= The Calvary Hour =

1936-2007 religious radio program

The Calvary Hour was a religious radio program based out of Ohio that was broadcast internationally. It was probably the earliest use of mass media by the Mennonite Church.

The Calvary Hour began in November, 1936, founded by the pastor of Sterling, Ohio’s Pleasant Hill Mennonite Church, William G. Detweiler shortly after his ordination. The program was based in Orrville, Ohio. It was not centered around Mennonite teachings, but was generally Evangelical in nature, focusing on general preaching and Bible readings. For more than twenty-five years the featured musical artists were the Amstutz Sisters Trio, who also accompanied Detweiler on tour and produced a series of 78 rpm records on their own record label, Faith.

Although produced by Mennonites, the program never had any official standing within any Mennonite denomination, in fact many refused association with the broadcast.
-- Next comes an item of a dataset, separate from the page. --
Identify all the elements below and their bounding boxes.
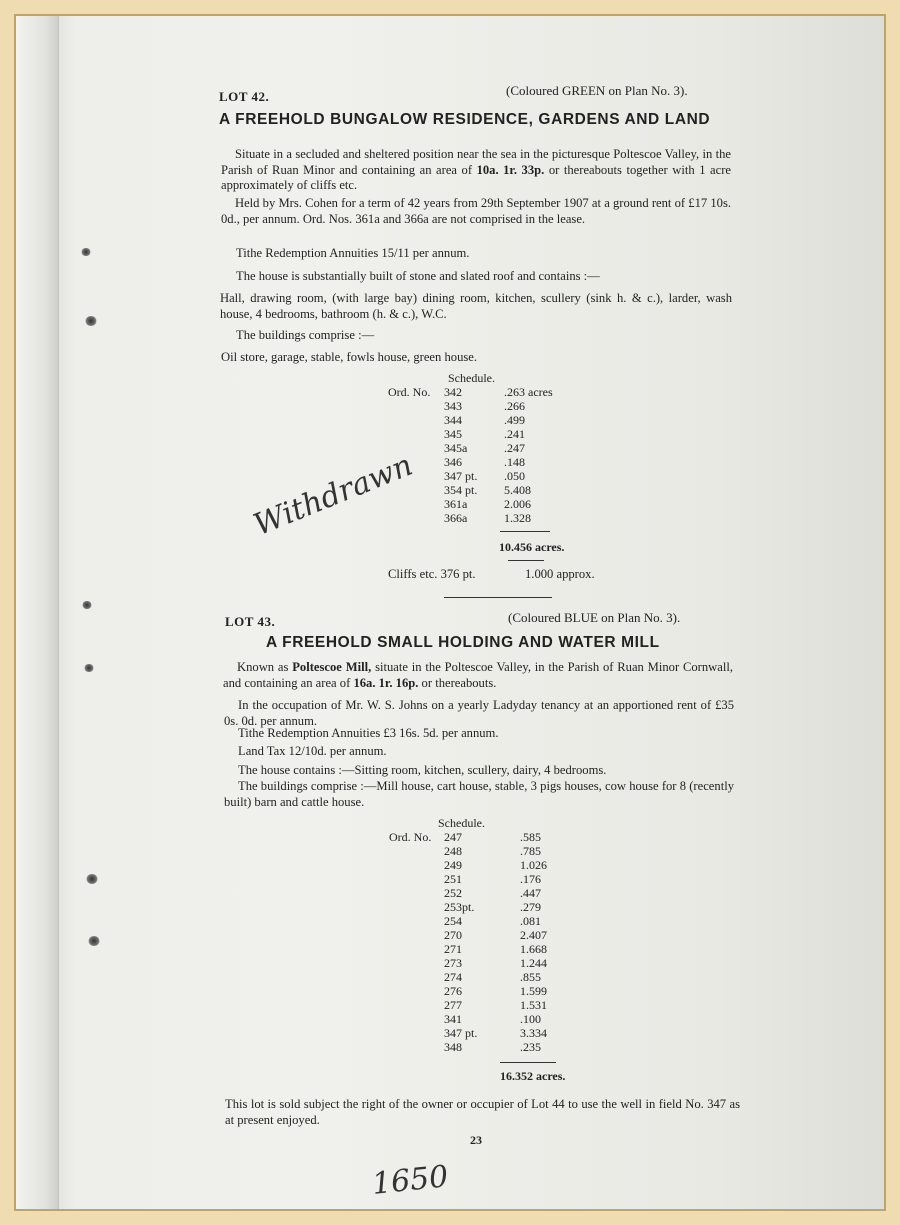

In 1951 a schism developed between followers of Detweiler's program and the denomination's Franconia Conference. In 1952 the program was carried by 21 radio stations in the United States, but was available worldwide over HCJB. William died in 1956, and the program continued from Orrville, Ohio, under his twin sons Bill Detweiler and Bob Detweiler. In 1988 the program was heard over 30 radio stations across North and South America. For the final fourteen years, the program was recorded at Colors Audio in Akron, Ohio. Production of the program ended in 2007 upon Bill Detweiler's retirement; the last show was broadcast on December 30 of that year. The governing board felt that the audience would not transition to another speaker after the program had been in a single family for such a lengthy time period.

The program was broadcast on WDAC for the entire length of production.